The court determined that portions of the act “regulate a significant amount of protected speech” and must pass the intermediate scrutiny standard to remain in effect.  “When the state seeks to regulate speech by professionals in a context in which the State’s interest in regulating for the protection of the public is more deeply rooted, a lesser level of scrutiny applies,” reasoned the court.

The court relied on anecdotes and legislator’s accounts of constituent complaints to determine that the professional speech regulated is particularized enough to meet the state’s substantial interest in protecting the public from exploitation as the weaker party in the quasi-fiduciary relationship between a physician and patient.
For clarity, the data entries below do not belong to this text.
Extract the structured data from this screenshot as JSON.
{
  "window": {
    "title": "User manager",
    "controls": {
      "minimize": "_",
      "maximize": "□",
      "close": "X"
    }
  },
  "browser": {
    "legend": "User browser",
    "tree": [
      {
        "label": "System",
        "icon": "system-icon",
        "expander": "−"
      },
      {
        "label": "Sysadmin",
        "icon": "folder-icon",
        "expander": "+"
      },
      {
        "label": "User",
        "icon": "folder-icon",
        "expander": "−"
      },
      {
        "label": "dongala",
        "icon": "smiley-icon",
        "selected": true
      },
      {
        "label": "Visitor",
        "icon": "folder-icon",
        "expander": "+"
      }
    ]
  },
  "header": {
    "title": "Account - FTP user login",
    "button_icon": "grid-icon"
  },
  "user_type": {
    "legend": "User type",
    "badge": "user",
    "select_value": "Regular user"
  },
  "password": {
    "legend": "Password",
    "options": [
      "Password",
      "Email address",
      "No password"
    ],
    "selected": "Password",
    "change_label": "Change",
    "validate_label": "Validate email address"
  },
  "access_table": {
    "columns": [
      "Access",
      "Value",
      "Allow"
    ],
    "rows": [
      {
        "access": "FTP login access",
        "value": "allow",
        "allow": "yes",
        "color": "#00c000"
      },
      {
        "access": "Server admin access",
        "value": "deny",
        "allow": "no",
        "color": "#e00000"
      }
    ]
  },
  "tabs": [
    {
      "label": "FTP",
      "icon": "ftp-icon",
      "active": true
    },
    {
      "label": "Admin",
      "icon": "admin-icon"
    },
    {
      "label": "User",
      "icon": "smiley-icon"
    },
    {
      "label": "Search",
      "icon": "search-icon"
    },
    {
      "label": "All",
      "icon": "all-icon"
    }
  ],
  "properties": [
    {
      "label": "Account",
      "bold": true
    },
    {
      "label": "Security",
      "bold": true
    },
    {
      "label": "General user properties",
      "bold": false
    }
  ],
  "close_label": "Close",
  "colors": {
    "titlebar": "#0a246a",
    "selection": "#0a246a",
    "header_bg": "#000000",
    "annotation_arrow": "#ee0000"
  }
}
The court further found that the cause prohibiting discrimination not a restriction on speech, but a “regulation of the professional conduct with merely an incidental effect on speech.”

Court says Act does not violate physician rights

The court found that the Act is a permissible restriction of physician speech and codifies the “commonsense conclusion that good medical care does not require inquiry or record-keeping regarding firearms when unnecessary to a patient’s care.”

If a disciplinary action is brought against a physician, the court reasoned that a physician can then assert his First Amendment rights as an affirmative defense, but that the court will not “effectively hand Plaintiffs a declaration that such a defense will be successful.”

Ironically after so many mass shootings, there is always a public desire for better mental health supervision.  This decision stifles doctors, who would be the first to detect mental illness and the need to ensure gun safety for those patients, for their own safety and the safety of others.

The case is Wollschlaeger v. Florida, Case number 12-14009 in the U.S. Court of Appeals for The Eleventh Circuit.